Polycystic ovary syndrome (PCOS) is associated with increased cardiometabolic risk, and subclinical vascular damage can be evaluated using carotid intima–media thickness (CIMT) and arterial stiffness measures such as pulse wave velocity (PWV). Sortilin and sclerostin have been proposed as cardiometabolic biomarkers, but their value in identifying early cardiovascular risk in PCOS remains unclear. To compare serum sortilin and sclerostin levels and subclinical vascular markers (CIMT and PWV) between women with PCOS and controls, and to evaluate whether these biomarkers are independently associated with CIMT.

Methods

In this case–control study, women with PCOS and age-matched controls were assessed for clinical and metabolic variables.
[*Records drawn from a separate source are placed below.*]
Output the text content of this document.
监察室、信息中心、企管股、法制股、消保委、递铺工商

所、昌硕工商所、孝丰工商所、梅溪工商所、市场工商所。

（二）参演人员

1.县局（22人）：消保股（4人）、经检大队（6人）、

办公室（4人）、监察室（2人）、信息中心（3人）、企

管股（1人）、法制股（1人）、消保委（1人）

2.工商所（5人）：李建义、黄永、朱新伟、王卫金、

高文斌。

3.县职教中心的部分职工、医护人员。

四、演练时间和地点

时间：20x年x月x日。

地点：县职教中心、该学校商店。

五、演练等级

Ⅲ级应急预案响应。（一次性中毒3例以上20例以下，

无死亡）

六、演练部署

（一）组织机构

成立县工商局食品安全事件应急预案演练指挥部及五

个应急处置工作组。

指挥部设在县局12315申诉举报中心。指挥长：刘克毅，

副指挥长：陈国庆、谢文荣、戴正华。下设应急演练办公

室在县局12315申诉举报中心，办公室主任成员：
Serum sortilin and sclerostin concentrations were measured, and CIMT and PWV were obtained using standardized protocols. Between-group comparisons were performed, and multivariable linear regression models were constructed with CIMT as the dependent variable.

Results

CIMT was significantly higher in women with PCOS compared with controls, whereas PWV did not differ significantly between groups. Circulating sortilin and sclerostin levels were comparable between groups and were not independently associated with CIMT after multivariable adjustment.

Conclusion

CIMT appears to be a more sensitive marker of early subclinical atherosclerosis in young women with PCOS than circulating sortilin or sclerostin. These biomarkers cannot currently be recommended for early cardiovascular risk assessment in PCOS. Larger, phenotype-stratified and longitudinal studies are needed to clarify their potential prognostic relevance in specific subgroups.